- Born: April 2, 1911 Lunenburg County, Virginia, US
- Died: November 2, 1986 (aged 75) Inglewood, California, US
- Occupations: teacher, civil rights leader
- Years active: 1943–1976
- Known for: Virginia NAACP leader
- Spouse: Vera Louise Bowman

= W. Lester Banks =

William Lester Banks (April 2, 1911 - November 2, 1986) was an American leader during the Civil Rights Movement. He served as executive director of the Virginia section of the National Association for the Advancement of Colored People in his native Virginia from 1943 to 1976.

==Early and family life==

Banks was born in Lunenburg County, Virginia, to William Walter Banks and Daisy Hill Banks. His family moved to nearby West Virginia when he was a child. He attended public schools in Alderson in Greenbrier County and Bluefield in Mercer County. He attended Bluefield State College, that state's first college serving African Americans (founded 1895) and graduated with a major in physical science.

Banks returned to Virginia, in 1935 taking a teaching job in Halifax County, and also served as that nonwhite school's principal. He then became a principal of Ruthville High School for African Americans in Charles City County, Virginia.

In 1940, Banks married Vera Louise Bowman of Charlotte County, Virginia; they had one daughter.

==Career==
The NAACP had been fighting racial discrimination in Virginia, and the Banks family were members. In 1942, Oliver W. Hill, a Virginia native and NAACP lawyer who had recently won a lawsuit requiring equal pay for black teachers in Norfolk, met Banks, then a principal, about filing a similar lawsuit in Charles City County. However, before the lawsuit could actually be filed, both were drafted (although Hill was then 36 years old and seemed too old to be drafted). Thus, both served in the U.S. Army during World War II. Banks became a sergeant and served in the Pacific Theatre.

Shortly after they both returned from their wartime service, Banks agreed to serve as executive director of the NAACP's Virginia chapter, which was the largest in the county. The chapter's original president, Dr. Jesse Tinsley, had a dental practice (and several others held the office after 1954) and Hill had a legal practice, so Banks handled the chapter's day-to-day activities. The chapter had a very active legal arm, filing lawsuits against segregated public transportation, and later against Virginia's historic underfunding of black schools compared to schools serving only white children (the Virginia Constitution adopted in 1902 required segregated schools).

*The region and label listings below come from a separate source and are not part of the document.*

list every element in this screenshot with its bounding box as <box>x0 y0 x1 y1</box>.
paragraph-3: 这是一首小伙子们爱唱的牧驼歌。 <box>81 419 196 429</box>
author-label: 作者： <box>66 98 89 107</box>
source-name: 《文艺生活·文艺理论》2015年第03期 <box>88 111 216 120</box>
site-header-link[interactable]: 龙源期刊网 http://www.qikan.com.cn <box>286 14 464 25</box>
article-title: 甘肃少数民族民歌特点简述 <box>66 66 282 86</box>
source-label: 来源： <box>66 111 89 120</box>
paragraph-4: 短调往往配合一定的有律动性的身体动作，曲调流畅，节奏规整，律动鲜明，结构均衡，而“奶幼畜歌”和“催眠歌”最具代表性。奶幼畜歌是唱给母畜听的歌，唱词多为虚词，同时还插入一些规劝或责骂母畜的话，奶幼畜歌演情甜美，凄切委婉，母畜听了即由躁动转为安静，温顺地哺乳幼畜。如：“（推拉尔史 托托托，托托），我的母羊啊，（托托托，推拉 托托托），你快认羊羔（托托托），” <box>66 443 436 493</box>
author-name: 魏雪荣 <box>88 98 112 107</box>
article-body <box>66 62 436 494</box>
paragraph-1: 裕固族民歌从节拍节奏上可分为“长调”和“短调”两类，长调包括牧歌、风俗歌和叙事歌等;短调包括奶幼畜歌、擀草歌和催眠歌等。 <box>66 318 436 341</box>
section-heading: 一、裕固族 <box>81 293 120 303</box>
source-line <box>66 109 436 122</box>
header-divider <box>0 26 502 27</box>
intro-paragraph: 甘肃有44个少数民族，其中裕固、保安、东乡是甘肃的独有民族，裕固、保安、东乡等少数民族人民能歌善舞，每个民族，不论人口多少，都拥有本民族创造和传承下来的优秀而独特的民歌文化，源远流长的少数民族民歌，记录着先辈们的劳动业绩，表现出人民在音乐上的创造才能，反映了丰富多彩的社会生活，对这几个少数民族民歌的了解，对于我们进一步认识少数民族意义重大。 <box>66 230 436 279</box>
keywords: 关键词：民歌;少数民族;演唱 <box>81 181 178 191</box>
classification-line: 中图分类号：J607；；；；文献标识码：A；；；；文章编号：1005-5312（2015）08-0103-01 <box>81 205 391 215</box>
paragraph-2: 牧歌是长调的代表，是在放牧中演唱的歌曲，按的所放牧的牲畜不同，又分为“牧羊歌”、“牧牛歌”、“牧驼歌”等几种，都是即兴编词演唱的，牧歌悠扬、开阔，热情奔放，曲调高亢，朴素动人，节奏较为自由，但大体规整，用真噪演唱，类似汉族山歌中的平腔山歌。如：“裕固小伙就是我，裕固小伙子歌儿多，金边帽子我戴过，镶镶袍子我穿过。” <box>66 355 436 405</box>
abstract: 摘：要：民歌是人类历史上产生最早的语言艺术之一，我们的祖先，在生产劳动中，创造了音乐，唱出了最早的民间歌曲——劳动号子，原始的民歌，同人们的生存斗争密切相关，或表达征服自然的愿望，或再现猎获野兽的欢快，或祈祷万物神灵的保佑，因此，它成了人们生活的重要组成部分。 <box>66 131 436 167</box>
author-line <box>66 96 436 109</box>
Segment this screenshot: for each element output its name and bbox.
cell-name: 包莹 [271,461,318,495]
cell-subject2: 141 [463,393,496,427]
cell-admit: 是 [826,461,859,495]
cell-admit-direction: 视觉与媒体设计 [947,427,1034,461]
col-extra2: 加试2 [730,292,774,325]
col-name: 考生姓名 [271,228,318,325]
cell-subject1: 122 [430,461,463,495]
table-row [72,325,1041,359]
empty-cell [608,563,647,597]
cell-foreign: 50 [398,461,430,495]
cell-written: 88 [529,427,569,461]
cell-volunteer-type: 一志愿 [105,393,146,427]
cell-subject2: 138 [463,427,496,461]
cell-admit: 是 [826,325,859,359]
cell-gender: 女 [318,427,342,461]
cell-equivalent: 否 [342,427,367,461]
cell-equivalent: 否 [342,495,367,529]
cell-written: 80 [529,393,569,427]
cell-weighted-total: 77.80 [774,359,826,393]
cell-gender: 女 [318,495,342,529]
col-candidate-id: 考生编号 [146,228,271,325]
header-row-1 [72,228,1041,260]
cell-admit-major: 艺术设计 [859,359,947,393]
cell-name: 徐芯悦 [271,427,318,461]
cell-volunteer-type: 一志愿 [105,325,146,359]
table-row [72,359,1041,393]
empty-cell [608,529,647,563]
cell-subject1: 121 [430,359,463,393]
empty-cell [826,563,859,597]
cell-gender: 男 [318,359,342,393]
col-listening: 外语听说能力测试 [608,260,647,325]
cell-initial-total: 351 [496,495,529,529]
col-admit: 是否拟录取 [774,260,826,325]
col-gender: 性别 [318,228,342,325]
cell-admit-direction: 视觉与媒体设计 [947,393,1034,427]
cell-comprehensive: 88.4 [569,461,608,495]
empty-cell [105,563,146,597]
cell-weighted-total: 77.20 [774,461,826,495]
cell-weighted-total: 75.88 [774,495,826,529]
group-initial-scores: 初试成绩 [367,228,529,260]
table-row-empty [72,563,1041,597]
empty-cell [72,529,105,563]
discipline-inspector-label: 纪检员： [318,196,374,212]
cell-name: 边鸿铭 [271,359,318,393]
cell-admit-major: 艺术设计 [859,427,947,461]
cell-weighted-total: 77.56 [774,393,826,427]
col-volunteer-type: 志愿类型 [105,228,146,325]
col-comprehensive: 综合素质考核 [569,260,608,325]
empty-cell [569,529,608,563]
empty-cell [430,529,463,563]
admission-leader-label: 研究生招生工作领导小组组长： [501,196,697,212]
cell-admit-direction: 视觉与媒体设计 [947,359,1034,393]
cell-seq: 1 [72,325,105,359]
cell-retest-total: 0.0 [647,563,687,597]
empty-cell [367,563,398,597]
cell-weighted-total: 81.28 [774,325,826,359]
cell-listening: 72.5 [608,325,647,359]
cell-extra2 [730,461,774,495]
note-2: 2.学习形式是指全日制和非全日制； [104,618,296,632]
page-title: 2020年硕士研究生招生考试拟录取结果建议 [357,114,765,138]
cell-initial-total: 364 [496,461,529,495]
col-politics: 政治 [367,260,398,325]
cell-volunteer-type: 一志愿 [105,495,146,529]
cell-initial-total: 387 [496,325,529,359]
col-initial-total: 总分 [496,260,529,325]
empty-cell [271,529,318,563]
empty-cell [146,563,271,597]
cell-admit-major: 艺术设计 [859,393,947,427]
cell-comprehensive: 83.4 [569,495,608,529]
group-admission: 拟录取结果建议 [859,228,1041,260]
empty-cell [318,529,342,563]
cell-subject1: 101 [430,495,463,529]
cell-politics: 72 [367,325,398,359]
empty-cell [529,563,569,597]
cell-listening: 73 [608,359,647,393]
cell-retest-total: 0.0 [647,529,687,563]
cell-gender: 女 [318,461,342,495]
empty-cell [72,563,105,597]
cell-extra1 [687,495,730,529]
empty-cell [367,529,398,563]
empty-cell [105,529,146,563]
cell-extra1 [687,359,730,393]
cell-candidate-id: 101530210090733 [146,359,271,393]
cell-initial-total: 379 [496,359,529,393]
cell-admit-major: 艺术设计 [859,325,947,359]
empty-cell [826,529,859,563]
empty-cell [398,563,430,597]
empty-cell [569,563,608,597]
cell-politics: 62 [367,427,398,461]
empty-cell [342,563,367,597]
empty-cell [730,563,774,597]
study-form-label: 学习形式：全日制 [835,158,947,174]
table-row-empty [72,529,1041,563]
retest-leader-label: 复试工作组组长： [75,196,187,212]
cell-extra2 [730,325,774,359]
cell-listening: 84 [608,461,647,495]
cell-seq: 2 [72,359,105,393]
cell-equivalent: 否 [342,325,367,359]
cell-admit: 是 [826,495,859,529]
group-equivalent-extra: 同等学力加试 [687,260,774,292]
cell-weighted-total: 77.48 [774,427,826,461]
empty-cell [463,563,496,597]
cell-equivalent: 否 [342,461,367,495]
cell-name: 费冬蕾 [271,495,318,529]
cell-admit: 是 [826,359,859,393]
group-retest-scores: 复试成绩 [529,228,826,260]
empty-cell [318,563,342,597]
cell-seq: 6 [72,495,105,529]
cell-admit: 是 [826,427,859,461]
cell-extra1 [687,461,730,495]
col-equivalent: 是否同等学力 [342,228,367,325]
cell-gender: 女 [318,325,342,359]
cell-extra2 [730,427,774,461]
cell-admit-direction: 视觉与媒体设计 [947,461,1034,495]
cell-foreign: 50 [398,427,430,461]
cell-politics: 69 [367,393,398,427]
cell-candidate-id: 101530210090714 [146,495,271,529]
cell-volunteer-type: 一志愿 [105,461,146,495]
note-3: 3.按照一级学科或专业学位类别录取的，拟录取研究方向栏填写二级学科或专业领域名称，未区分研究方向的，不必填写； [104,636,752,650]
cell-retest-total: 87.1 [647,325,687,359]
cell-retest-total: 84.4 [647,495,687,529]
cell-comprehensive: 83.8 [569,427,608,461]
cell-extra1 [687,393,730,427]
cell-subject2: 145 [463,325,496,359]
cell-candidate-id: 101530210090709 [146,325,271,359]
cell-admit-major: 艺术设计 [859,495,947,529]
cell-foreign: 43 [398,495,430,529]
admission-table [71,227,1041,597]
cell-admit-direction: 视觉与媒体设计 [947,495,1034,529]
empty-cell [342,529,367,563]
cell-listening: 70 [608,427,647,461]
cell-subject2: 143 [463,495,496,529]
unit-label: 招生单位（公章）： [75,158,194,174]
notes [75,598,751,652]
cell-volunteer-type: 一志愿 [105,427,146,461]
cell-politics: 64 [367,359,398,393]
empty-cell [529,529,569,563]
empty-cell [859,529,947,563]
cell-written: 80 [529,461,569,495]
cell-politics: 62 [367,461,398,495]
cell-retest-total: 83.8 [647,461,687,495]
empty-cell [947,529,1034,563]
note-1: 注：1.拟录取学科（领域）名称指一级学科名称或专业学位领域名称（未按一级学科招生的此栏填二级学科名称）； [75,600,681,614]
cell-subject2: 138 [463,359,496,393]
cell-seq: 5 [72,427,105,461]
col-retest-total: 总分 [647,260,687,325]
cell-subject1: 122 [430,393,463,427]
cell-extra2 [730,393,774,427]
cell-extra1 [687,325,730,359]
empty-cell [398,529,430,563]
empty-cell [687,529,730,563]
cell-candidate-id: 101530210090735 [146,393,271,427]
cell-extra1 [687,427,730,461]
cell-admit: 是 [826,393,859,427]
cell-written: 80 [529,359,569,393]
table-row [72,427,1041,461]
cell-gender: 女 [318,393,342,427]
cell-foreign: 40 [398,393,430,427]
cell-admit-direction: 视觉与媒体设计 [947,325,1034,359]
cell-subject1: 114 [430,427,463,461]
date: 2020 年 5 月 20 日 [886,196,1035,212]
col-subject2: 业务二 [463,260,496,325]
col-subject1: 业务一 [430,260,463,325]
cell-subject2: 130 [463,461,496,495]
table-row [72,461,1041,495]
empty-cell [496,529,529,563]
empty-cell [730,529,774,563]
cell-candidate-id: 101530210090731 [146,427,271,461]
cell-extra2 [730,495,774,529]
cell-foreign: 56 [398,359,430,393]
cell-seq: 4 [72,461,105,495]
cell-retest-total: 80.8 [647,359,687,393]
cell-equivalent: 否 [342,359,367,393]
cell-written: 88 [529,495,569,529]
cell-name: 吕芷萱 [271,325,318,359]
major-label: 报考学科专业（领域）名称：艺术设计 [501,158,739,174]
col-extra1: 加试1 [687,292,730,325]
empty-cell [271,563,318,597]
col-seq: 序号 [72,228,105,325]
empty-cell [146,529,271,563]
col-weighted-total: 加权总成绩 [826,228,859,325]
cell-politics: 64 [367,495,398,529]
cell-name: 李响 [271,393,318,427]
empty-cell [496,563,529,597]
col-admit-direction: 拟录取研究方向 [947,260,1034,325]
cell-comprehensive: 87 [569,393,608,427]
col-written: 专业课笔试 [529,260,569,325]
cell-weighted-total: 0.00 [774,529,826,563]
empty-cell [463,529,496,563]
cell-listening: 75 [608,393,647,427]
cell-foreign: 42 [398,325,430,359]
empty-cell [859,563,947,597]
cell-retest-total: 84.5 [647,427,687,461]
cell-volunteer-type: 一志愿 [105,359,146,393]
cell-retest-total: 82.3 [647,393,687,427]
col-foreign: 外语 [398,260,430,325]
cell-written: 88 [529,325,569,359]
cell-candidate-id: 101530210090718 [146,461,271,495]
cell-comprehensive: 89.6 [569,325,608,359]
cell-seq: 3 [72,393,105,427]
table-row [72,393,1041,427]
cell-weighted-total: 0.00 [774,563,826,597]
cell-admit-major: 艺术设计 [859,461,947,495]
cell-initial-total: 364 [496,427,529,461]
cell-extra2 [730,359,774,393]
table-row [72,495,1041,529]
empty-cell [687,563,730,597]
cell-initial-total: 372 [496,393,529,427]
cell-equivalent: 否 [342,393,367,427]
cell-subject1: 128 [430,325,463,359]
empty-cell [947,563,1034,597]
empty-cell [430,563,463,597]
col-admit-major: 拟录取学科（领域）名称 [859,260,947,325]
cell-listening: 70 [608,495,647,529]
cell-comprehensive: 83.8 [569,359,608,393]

Banks became heavily involved in school desegregation efforts, including in Davis v. County School Board of Prince Edward County, filed in 1951 and which became a companion case to Brown v. Board of Education. After U.S. Senator Harry F. Byrd declared a policy of Massive Resistance to Brown (which led to schools closing in several Virginia Communities and remaining closed for five years in Prince Edward County), two Virginia legislative committees (headed by John B. Boatwright and James M. Thomson) took aim at the NAACP, seeking both to force disclosure of its membership lists (which could lead to retaliation) and to curtail efforts by Banks and others to recruit plaintiffs. Before those committees became active, in the spring of 1956, Banks claimed the NAACP had 84,000 members in the state, divided among 107 branches (of 72,063 "Negroes" registered and qualified as voters of 827,835 voters in the state for the January 6, 1956 referendum on the tuition grants in the Stanley Plan). Charles City County (his base and where many blacks had paid the poll tax and voted), voted against the proposed tuition grants (which supported segregation academies), unlike the rest of the Commonwealth. Banks became an important witness in the ultimately successful NAACP efforts to strike down those laws, showing the organization's membership dropped precipitously after the state legislative committees subpoenaed NAACP membership lists. Banks also consistently sat with the organization's white attorneys in Virginia courthouses, thus helping desegregate them. The United States Supreme Court ultimately reversed all those anti-NAACP laws in Scull v. Virginia ex rel. Committee on Law Reform and Racial Activities (1959) and NAACP v. Button (1963).

Despite the hatred expressed by some white Virginians for the NAACP, Banks drove around the state in a car with an NAACP sticker, and was not afraid to act alone. He was arrested for trespass on October 17, 1961, in Lynchburg, after he sought and was refused service in the "Whites Only" section of the Norfolk and Western Railway Company restaurant. In 1963, a white sawmill worker assaulted Banks for sitting in the white section of a Charlotte County restaurant. Banks was also involved in the sit-ins by Virginia Union University students (where Dean Thomas Henderson also supported desegregation efforts).

==Death and legacy==
Banks retired on December 31, 1976, and the following year moved with his wife to California where their daughter lived with her family. He died of kidney and heart failure in an Ingleside, California hospital in 1986.

The Virginia NAACP honored Banks at its conference celebrating Brown's 59th anniversary, shortly before his death, and in 1992 posthumously awarded him its Civil Rights Emancipation Emeritus Award.